Barack Obama fue el último en intentar solucionar esta situación absurda provocada por un doble discurso sostenido para contentar al mismo tiempo a los empresarios que reclamaban mano de obra, a los entusiastas de la “nación de inmigrantes” y a los ciudadanos que empezaban a asustarse ante una oleada migratoria que estaba transformando el aspecto de sus barrios. El propio Obama, como Reagan, defendió una reforma migratoria que les diese papeles a quienes llevaban años dentro del país, al mismo tiempo que aumentaba el ritmo de las deportaciones y trataba de frenar las nuevas oleadas que se amontonaban en la frontera. Aunque el saldo migratorio neto con México se había estabilizado hacía algunos años y dejó de ser un problema, empezaron a amontonarse cientos de miles de centroamericanos, caribeños, etcétera. Por si fuera poco, el desastre de la guerra contra el narcotráfico impulsado por sucesivos Gobiernos mexicanos -fuertemente asesorados y financiados por Estados Unidos-, propició una auténtica industria migratoria con un peso específico en la economía de muchas regiones del país.
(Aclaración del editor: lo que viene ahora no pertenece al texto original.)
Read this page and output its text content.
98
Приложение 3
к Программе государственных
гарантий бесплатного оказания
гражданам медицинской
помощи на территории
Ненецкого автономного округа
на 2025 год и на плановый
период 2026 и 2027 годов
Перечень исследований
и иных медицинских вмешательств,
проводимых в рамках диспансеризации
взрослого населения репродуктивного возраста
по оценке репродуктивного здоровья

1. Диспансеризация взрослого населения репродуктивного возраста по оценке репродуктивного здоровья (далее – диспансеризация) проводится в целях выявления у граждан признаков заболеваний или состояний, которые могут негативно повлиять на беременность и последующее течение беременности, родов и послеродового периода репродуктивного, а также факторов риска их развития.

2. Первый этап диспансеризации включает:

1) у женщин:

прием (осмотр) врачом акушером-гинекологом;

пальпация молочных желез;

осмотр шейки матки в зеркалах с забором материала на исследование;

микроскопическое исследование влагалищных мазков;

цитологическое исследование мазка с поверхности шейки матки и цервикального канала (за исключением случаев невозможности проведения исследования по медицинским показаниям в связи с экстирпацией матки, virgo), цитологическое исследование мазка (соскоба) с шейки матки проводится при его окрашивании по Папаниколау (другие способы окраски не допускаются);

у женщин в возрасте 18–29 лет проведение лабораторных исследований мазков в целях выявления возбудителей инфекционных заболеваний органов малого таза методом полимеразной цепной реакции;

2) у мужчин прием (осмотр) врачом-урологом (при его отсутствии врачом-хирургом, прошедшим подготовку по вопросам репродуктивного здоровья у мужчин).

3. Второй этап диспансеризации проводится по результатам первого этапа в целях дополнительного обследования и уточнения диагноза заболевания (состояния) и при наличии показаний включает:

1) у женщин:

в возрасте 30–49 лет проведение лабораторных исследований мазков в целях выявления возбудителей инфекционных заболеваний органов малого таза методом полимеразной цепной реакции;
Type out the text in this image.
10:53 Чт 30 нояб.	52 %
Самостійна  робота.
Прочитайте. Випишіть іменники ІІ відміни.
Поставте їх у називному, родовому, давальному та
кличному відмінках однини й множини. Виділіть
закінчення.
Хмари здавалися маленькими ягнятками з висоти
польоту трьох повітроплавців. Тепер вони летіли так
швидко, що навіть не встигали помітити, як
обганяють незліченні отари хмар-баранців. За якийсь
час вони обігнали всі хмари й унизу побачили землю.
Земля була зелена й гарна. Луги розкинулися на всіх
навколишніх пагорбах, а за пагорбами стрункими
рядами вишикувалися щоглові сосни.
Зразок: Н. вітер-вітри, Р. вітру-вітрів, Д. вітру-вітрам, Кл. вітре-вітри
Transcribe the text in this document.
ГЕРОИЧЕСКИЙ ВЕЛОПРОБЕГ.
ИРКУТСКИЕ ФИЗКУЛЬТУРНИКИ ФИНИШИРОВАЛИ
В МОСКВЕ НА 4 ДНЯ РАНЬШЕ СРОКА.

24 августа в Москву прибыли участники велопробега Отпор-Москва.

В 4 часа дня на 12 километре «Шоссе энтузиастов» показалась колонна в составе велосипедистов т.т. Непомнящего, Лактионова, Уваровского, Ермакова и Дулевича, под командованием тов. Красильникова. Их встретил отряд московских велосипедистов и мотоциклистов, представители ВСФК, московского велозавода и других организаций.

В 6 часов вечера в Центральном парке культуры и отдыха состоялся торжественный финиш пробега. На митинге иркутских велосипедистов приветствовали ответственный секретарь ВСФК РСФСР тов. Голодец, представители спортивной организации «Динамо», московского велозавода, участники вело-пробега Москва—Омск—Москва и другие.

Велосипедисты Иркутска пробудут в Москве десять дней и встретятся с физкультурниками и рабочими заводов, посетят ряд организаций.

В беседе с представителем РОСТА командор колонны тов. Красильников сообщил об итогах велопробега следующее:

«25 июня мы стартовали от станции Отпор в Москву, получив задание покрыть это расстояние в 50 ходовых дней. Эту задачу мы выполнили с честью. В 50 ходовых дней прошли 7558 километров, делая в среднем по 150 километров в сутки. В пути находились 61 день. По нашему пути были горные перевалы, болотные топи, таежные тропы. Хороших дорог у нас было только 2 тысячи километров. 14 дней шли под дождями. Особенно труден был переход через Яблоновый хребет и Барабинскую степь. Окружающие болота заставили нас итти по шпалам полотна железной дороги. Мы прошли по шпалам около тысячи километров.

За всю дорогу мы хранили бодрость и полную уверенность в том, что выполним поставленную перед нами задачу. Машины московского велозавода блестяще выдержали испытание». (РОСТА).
Ya en la campaña para ganar las primarias republicanas, Donald Trump propuso mover de nuevo el péndulo de la historia. Rompiendo el consenso y levantando un muro frente a México. Desde entonces, ningún político estadounidense con posibilidades de ganar unas elecciones importantes ha vuelto a hablar de amnistías, ni a pronunciar un discurso favorable a la inmigración masiva. Aunque las encuestas indican que la actitud de los americanos ante los inmigrantes no ha empeorado desde el punto de vista conceptual, el tema se ha convertido en un obstáculo insalvable para votantes de todos los estados y de casi todos los espectros ideológicos. El mensaje ha calado incluso entre colectivos de migrantes latinos o africanos de primera generación. Por eso, cuando en enero arrancó el segundo mandato de Trump, los demócratas no respondieron denunciando las deportaciones televisadas. Al revés, su lema era que Biden deportaba más pero con menos crueldad. Que deportaba mejor.

La mentalidad ya se ha transformado. Lo que queda por definir en este segundo mandato son los límites y las normas del nuevo consenso migratorio, un marco conceptual y también legislativo que será estudiado y copiado en muchos otros países del mundo.

Aunque cueste, se puede intentar hacer una lectura desapasionada de los cien primeros días de Trump. El saldo económico ha sido nefasto y seguramente el principal responsable de la caída progresiva en los índices de popularidad que muestran todas las encuestas. En el terreno geopolítico, y aunque aquí la propaganda permite maquillar el desastre, el resultado es también lamentable. Trump ha enfurecido a casi todos los aliados tradicionales de Estados Unidos, ha llevado a los conservadores a perder unas elecciones que tenían ganadas en Canadá, ha conseguido que China refuerce sus alianzas y su poder blando en todo el planeta, etcétera. Los dos conflictos que prometió pacificar en 24 horas se siguen recrudeciendo. Tanto Vladímir Putin como Benjamin Netanyahu se sienten más libres que nunca para llevar la guerra hasta las últimas consecuencias.